The Property Management Advisory Board had a clandestine plan. On a warm April afternoon, members assembled for a behind-the-scenes tour of Lane Stadium with Rosemary Goss, the longtime recipient of the board’s endowed professorship.

Toward the end of the tour, just after Goss walked under the famous Hokie Stone that football players touch for luck before the start of each game, the group stopped. Curtis Mummau ’92, chair of the advisory board and senior vice president of the real estate company Cushman and Wakefield | Thalhimer, directed everyone’s attention to the tunnel’s entrance way. As Goss watched, Mummau unveiled a plaque whose inscription read, “Gateway to success beyond the field in honor of Dr. Rosemary Goss.”

This honor was just the first of two that paid tribute to Goss’ contributions to the property management program at Virginia Tech. The second surprise came later that evening in the form of a professorship named in honor of Goss, who retired last month after 42 years at the university.

Like these celebrations, her past at Virginia Tech and the program were deeply intertwined — and began in an unexpected way.

Little did Goss suspect, in 1980, that meeting James Kelly, head of the multifamily division of the Virginia Housing Development Authority, at a conference would lead to a Virginia Tech professorship in her name decades later.

The encounter led to several more conversations and the conception of a new college curriculum to address the housing industry’s need for residential property management professionals.

As the conversation between Goss and Kelly continued through 1984, they realized that for the degree option to succeed, they needed to create a panel of industry partners with a wealth of knowledge and experience. Kelly recruited associates such as real estate developer E. Carlton “Buddy” Wilton Jr. and Richard Bighinatti of Beacon Communities, both based in Richmond, to build the Virginia Tech Advisory Board of Residential Property Management.

In the fall of 1984, the board held its inaugural meeting and the following year, Virginia Tech started the first property management higher-education program in the United States. The option, initially focused on housing management, expanded with a commercial property management track, and the major was rechristened the property management major in 2014.

In 1992, the Advisory Board of Residential Property Management Endowed Professorship became the first externally funded professorship of what is now the College of Liberal Arts and Human Sciences. Four years later, the university honored Goss with the professorship, which she held until her retirement.

Throughout her tenure, Goss organized and coordinated an annual property management career fair that enables students to connect with members of the advisory board. This effort contributes to the 95 percent employment rate for the program’s students within three months of graduation from Virginia Tech.

Goss’ professorship came with a series of responsibilities. Along with hosting the career fair, she continued networking with industry professionals, ran the advisory board, and managed its scholarships. Since 1985, the board has endowed 14 scholarships and funded more than $800,000 in scholarship funds.
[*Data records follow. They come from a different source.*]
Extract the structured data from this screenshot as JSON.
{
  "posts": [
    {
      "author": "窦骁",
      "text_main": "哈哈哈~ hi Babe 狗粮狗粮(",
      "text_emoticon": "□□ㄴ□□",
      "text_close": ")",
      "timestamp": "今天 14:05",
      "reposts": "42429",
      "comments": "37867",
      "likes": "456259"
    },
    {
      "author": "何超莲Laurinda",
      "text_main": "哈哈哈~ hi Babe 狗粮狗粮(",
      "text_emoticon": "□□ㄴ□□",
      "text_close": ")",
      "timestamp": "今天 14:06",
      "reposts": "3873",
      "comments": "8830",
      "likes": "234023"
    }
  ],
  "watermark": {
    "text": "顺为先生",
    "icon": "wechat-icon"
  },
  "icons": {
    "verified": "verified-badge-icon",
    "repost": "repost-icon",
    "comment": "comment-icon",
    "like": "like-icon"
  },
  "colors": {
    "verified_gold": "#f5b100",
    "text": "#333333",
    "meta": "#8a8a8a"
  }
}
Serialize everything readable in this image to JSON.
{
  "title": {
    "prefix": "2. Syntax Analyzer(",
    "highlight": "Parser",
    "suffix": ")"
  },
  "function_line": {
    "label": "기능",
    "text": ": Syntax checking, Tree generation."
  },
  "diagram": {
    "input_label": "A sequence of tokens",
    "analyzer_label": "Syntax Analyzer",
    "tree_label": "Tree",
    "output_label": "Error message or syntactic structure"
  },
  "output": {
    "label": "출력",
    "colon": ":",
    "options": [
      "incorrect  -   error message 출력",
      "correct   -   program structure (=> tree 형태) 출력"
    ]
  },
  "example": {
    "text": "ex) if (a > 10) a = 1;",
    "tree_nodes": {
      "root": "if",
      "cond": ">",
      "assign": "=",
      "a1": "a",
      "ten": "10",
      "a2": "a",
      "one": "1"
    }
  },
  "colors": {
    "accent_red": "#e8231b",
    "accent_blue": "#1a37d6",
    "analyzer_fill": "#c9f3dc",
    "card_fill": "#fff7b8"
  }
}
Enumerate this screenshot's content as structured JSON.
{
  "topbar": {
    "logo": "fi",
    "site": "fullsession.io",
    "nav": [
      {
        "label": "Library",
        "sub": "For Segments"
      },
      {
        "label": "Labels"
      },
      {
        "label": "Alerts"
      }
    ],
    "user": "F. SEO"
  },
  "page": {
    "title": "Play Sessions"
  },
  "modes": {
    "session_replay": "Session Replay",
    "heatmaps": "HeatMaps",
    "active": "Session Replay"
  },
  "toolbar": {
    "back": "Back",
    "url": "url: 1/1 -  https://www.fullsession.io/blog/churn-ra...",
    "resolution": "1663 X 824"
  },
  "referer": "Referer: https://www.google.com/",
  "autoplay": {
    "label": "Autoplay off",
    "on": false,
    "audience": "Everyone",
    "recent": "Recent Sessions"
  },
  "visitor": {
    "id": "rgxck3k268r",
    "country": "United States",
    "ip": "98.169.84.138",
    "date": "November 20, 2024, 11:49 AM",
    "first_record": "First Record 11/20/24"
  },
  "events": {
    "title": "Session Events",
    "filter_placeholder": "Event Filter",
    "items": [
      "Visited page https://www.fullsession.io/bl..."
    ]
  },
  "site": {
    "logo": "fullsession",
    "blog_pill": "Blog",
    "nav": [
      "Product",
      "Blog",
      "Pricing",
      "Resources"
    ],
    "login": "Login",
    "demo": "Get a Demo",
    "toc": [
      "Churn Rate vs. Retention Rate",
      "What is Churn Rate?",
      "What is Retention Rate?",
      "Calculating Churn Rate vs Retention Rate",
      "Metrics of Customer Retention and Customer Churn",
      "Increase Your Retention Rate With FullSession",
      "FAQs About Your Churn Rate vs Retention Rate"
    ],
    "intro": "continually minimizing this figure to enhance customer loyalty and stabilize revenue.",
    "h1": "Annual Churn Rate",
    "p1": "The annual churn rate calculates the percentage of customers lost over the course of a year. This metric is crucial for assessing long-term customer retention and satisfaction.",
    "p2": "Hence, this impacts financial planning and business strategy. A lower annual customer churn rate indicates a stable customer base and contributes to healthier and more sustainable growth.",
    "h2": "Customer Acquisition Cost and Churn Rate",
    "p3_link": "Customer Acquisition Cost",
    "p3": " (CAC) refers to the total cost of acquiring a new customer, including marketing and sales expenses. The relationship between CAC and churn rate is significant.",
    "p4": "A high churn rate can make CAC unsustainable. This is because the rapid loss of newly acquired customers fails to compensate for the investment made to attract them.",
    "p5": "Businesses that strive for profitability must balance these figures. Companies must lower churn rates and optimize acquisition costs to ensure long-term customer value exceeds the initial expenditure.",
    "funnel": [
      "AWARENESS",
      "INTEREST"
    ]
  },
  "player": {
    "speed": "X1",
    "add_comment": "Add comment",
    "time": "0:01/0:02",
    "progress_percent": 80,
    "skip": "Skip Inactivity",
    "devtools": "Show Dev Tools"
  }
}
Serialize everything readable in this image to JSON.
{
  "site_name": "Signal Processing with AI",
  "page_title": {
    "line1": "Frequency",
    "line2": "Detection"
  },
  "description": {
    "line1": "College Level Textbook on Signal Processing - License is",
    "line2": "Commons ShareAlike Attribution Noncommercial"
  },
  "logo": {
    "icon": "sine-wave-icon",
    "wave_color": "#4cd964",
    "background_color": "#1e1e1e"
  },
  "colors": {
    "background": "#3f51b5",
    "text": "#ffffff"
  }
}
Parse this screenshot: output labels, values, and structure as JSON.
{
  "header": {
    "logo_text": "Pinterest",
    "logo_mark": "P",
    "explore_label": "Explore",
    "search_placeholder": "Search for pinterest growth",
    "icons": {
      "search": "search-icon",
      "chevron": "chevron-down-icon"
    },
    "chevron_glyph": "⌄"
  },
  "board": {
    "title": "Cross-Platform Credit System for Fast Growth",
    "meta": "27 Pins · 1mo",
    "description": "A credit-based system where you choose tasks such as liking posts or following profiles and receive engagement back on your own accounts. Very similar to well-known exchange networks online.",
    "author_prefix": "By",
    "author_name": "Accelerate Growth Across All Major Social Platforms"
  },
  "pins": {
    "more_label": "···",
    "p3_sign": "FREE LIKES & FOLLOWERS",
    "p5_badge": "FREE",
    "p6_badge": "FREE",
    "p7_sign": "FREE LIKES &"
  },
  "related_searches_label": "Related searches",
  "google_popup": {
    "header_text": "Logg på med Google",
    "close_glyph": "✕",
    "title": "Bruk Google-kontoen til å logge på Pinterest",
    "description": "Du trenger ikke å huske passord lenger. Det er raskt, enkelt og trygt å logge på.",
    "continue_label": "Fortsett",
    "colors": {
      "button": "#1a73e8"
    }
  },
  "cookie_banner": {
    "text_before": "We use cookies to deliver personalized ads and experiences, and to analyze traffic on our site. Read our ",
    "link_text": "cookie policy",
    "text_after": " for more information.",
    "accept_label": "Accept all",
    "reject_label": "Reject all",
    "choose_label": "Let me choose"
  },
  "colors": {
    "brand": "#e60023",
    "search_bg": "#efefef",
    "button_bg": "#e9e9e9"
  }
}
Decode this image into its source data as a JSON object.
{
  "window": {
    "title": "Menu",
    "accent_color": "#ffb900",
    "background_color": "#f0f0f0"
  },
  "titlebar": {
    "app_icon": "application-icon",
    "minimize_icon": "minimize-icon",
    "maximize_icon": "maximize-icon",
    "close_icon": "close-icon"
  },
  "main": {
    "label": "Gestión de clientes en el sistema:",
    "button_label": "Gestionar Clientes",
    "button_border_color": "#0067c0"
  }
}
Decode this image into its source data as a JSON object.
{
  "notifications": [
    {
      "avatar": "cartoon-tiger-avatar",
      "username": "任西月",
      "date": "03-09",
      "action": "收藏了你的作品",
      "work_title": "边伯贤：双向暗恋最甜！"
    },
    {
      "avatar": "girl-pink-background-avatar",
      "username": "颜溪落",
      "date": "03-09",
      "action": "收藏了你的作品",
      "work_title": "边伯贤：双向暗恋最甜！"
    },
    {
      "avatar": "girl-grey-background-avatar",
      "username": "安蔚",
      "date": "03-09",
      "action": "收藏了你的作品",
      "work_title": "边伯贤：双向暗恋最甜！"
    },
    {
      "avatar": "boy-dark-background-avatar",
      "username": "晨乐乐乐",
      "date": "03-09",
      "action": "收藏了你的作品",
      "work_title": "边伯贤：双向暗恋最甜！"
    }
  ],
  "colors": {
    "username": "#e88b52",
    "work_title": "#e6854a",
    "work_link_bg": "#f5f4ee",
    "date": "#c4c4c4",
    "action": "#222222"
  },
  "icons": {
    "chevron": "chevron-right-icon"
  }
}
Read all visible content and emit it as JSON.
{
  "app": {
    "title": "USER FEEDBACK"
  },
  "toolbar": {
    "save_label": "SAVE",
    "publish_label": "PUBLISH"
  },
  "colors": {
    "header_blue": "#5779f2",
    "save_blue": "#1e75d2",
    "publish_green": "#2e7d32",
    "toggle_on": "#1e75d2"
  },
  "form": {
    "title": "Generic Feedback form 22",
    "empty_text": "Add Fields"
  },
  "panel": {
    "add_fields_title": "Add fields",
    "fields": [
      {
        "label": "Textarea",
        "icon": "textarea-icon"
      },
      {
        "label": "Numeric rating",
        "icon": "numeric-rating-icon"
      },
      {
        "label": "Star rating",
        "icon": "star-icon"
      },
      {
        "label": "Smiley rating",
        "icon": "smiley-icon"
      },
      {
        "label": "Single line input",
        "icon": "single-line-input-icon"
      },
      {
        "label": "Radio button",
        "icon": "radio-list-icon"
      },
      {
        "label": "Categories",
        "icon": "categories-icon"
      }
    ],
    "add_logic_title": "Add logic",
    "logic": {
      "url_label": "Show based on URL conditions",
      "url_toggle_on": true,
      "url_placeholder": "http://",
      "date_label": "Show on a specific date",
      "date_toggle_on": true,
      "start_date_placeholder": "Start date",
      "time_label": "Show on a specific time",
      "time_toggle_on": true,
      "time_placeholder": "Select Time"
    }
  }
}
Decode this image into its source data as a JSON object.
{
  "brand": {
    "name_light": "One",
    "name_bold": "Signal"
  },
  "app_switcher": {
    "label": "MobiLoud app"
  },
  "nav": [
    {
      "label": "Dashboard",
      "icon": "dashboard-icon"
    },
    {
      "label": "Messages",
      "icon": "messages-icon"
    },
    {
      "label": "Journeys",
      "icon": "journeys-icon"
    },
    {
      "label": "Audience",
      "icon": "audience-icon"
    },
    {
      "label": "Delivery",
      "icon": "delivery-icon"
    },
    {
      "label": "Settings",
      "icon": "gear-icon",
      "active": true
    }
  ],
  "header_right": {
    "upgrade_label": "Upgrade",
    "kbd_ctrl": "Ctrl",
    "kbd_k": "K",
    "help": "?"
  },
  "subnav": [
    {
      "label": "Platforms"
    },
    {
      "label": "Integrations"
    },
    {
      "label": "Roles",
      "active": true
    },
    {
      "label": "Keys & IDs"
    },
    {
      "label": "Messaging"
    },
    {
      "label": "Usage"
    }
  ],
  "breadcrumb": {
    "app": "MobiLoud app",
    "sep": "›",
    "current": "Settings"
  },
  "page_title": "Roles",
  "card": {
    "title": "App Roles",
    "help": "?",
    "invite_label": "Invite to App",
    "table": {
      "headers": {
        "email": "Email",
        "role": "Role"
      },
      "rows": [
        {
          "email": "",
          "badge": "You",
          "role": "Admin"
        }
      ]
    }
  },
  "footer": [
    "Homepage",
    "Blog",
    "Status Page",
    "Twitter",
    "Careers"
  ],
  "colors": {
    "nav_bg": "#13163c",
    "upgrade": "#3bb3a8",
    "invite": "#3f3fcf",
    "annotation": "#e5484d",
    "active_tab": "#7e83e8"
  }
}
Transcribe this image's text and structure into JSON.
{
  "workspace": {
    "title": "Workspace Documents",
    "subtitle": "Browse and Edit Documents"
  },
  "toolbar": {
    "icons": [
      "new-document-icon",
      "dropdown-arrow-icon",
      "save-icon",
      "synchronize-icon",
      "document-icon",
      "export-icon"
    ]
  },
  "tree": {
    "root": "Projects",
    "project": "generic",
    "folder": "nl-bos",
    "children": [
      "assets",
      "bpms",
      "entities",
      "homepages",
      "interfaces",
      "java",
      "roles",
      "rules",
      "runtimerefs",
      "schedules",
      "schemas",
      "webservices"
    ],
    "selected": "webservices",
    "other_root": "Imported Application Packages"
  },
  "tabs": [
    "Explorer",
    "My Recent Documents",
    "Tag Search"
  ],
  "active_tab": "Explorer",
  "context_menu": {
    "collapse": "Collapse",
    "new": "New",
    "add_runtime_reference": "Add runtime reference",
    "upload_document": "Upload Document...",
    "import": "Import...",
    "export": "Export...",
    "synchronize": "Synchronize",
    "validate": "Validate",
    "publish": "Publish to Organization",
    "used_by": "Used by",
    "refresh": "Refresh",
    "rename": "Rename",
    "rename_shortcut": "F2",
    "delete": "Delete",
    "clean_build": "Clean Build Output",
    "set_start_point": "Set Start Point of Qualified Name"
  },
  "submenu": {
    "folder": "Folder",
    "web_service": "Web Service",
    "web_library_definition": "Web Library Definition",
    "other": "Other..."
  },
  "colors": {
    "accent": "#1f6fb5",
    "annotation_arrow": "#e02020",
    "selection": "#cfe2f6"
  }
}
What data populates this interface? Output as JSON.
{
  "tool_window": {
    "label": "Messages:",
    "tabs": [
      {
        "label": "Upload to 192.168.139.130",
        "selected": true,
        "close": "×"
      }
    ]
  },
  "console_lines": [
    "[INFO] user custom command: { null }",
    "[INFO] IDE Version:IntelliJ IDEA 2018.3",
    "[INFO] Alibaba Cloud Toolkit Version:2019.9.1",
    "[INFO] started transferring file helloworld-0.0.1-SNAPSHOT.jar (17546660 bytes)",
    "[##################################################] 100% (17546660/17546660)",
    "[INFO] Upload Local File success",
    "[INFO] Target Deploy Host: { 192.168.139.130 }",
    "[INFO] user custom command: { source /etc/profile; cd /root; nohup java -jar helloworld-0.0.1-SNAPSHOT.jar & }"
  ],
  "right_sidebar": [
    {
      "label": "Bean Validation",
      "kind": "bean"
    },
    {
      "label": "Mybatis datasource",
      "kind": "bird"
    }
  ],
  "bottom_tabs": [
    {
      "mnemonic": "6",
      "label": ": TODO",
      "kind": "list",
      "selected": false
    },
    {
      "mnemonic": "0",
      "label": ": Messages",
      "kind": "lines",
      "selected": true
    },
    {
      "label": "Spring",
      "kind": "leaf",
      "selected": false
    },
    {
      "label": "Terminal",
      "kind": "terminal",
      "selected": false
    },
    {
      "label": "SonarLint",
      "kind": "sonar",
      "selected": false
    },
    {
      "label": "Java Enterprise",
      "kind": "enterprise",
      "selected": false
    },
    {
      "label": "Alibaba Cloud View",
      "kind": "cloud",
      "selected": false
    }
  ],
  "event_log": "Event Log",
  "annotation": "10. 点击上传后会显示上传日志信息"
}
“Having been involved with the program since the beginning, to see it grow, and have the influence it has had over so many of our students and the property management industry itself is extremely rewarding,” said Goss. “We have even had former students send their children through our major. It made me feel really good that the alumni were happy enough with their education and careers that they sent their children to Virginia Tech to study the same field.”

Throughout the years, Goss has received many awards, including the National Academic Advising Association’s Certificate of Merit of the Outstanding Advising Award – Faculty Academic Advising, the Housing Impact Award from the Housing Education and Research Association, and Virginia Tech’s Alumni Award for Excellence in Undergraduate Academic Advising.

Goss was also a charter member of the board of directors of the National Apartment Association Education Institute and received the institute’s first Apartment Career and Education Award for her contributions to its educational programs.

“To pay tribute to Rosemary when she decided to retire, the Property Management Advisory Board voted to change the name of the professorship,” said Julia Beamish, professor and head of the Department of Apparel, Housing, and Resource Management.

In keeping with the original spirit of the position and its affiliation with the board, the official name has become the Property Management Advisory Board Professorship in Honor of Dr. Rosemary C. Goss. Once again industry partners joined with generous individuals, including alumni, to increase funding for the professorship so it could match the university’s endowment levels.

Faculty, alumni, and advisory board members gathered for a retirement reception to celebrate Goss’ years of service to the university and property management industry.

“For decades Dr. Goss has inspired, educated, and mentored students within the property management program,” said Mummau. “She always could see the talent and ability in her students, more than they may have seen in themselves, and she found ways to bring out the best in them. As someone once said, ‘Legacy is not leaving something for people. It’s leaving something in people.’ Dr. Goss has certainly left a legacy within all her students as well as industry professionals over the years.”

Written by Leslie King

Secrets to Their Success

The Property Management Advisory Board has long been a key to the success of Virginia Tech’s property management majors. Members offer curriculum input, professional development, mentoring, guest lectures, field trips, internship sites, and significant financial resources, including scholarships.

Through the annual Property Management Career Fair, students network with advisory board members and industry partners to receive internships and employment opportunities. The internship acceptance rate for students is 100 percent.